Submitting to Obscurity

This morning on NPR, I was listening to a report about a museum in Oregon, which will receive a Van Gogh painting, "Ox-Cart," from a regional family. The painting is from Van Gogh's early career and unlike his most famous work is quite dark. The reporter went to a local coffee shop to gather some responses, and this comment stopped me in my tracks. When talking about Van Gogh's sunflowers and how those sunflowers have been branded on all manner of things from mugs to posters to bumper stickers, a woman named Sally Cleveland, who is an artist herself, said this:

"I would rather submit to obsurity than be a coffee mug."

I was taken aback...what? I love Van Gogh's sunflowers and whenever I see them they make me happy, whether they are on a mug or on the wall as a print of the original. Whenever I see a famous work on a magnet or a mug, I am happy to recall the original. I do not presume that the mug itself is trying to be "art," merely a representation, an artifice...but wait..isn't that the definition of the arts? Certainly I can see the intrinsic value in the original painting versus the "mock-u-painting" on the mug, but if it recalls to mind the original, isn't that worthy?

Of course, the real reason the comment brought me up short is because it touches on my medium as well...the written word...and my ego. It seems a brave comment to make for an artist. What is it that I aim to do with my work? I aim to publish as much as possible in the best venues possible. Does this make me vain? Would I "stoop" to having my poem on a mug?

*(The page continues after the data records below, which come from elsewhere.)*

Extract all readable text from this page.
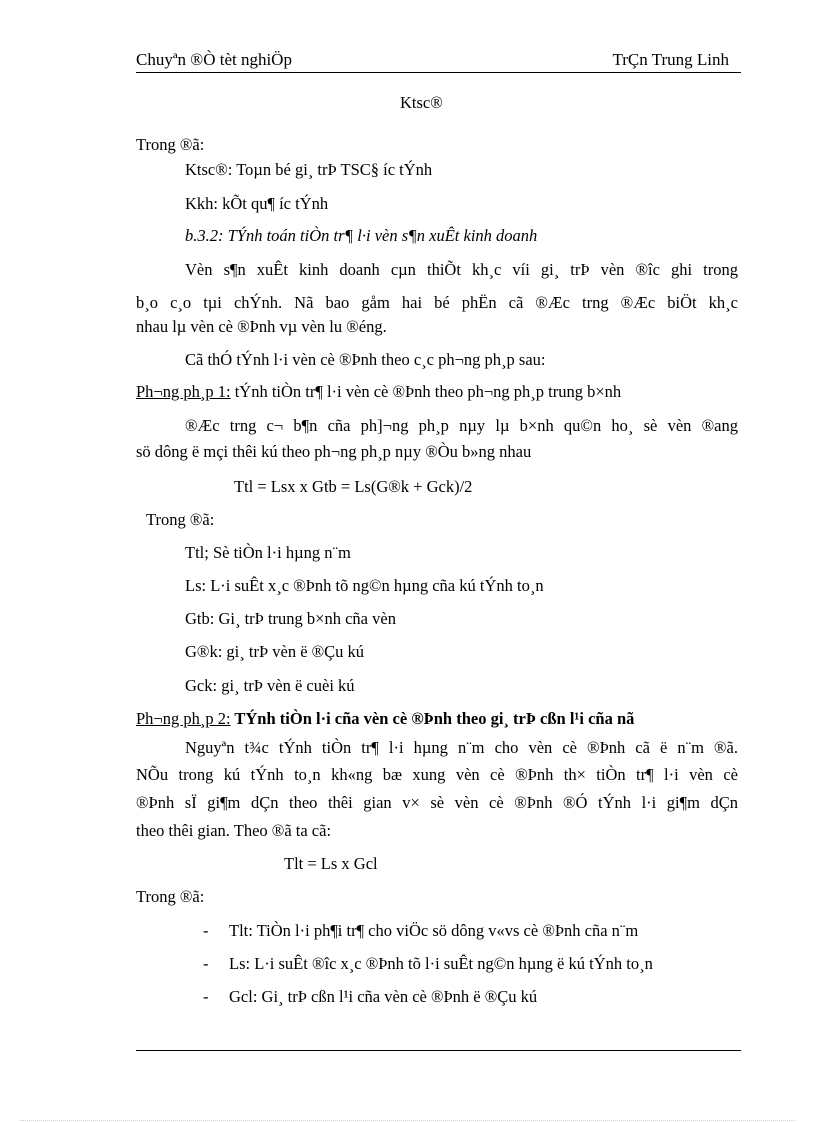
Chuyªn ®Ò tèt nghiÖp	TrÇn Trung Linh
Ktsc®
Trong ®ã:
Ktsc®: Toµn bé gi¸ trÞ TSC§ íc tÝnh
Kkh: kÕt qu¶ íc tÝnh
b.3.2: TÝnh toán tiÒn tr¶ l·i vèn s¶n xuÊt kinh doanh
Vèn s¶n xuÊt kinh doanh cµn thiÕt kh¸c víi gi¸ trÞ vèn ®îc ghi trong
b¸o c¸o tµi chÝnh. Nã bao gåm hai bé phËn cã ®Æc trng ®Æc biÖt kh¸c
nhau lµ vèn cè ®Þnh vµ vèn lu ®éng.
Cã thÓ tÝnh l·i vèn cè ®Þnh theo c¸c ph¬ng ph¸p sau:
Ph¬ng ph¸p 1: tÝnh tiÒn tr¶ l·i vèn cè ®Þnh theo ph¬ng ph¸p trung b×nh
®Æc trng c¬ b¶n cña ph]¬ng ph¸p nµy lµ b×nh qu©n ho¸ sè vèn ®ang
sö dông ë mçi thêi kú theo ph¬ng ph¸p nµy ®Òu b»ng nhau
Ttl = Lsx x Gtb = Ls(G®k + Gck)/2
Trong ®ã:
Ttl; Sè tiÒn l·i hµng n¨m
Ls: L·i suÊt x¸c ®Þnh tõ ng©n hµng cña kú tÝnh to¸n
Gtb: Gi¸ trÞ trung b×nh cña vèn
G®k: gi¸ trÞ vèn ë ®Çu kú
Gck: gi¸ trÞ vèn ë cuèi kú
Ph¬ng ph¸p 2: TÝnh tiÒn l·i cña vèn cè ®Þnh theo gi¸ trÞ cßn l¹i cña nã
Nguyªn t¾c tÝnh tiÒn tr¶ l·i hµng n¨m cho vèn cè ®Þnh cã ë n¨m ®ã.
NÕu trong kú tÝnh to¸n kh«ng bæ xung vèn cè ®Þnh th× tiÒn tr¶ l·i vèn cè
®Þnh sÏ gi¶m dÇn theo thêi gian v× sè vèn cè ®Þnh ®Ó tÝnh l·i gi¶m dÇn
theo thêi gian. Theo ®ã ta cã:
Tlt = Ls x Gcl
Trong ®ã:
- Tlt: TiÒn l·i ph¶i tr¶ cho viÖc sö dông v«vs cè ®Þnh cña n¨m
- Ls: L·i suÊt ®îc x¸c ®Þnh tõ l·i suÊt ng©n hµng ë kú tÝnh to¸n
- Gcl: Gi¸ trÞ cßn l¹i cña vèn cè ®Þnh ë ®Çu kú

A niggling thought in the back of my mind suggests I might. Would I choose to "submit to obscurity"? No, while I know I'm probably never going to be on Oprah's bookclub list, I do hope to find some willing audience somewhere. And this recalls another letter from Emily Dickinson to T. W. Higginson. This one from 7 June 1862, when E.D. says this:

"I smile when you suggest that I delay 'to publish' -- that being foreign to my thought, as Firmament to Fin --
If fame belonged to me, I could not escape her -- if she did not, the longest day would pass me on the chase -- and the approbation of my Dog, would forsake me -- then -- My Barefoot Rank is better -- "

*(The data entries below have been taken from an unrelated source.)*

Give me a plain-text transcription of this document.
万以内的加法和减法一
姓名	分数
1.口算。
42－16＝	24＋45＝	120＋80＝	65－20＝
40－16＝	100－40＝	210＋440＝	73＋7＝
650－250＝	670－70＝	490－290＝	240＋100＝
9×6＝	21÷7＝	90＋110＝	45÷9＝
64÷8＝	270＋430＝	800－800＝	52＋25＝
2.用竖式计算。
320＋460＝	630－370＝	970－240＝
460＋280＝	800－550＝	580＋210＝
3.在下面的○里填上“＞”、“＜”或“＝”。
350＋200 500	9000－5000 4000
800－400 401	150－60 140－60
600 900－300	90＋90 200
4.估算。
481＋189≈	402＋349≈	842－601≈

I have read and re-read this letter for years, struggling with my own emotions about publishing. Is the artist who works at the art without thinking of publishing ("barefoot") a purer artist? How much does audience play a role in the creative process? How much does the ego-boost of a publication help push my writing along? Would I continue to write, against all odds, if I received nothing but rejections? I doubt it. For whom do I write? For myself, of course, but I have always written in an effort to communicate, and that implies an audience.

Where is the line between the mass-market mug and Dickinson's "Barefoot Rank"?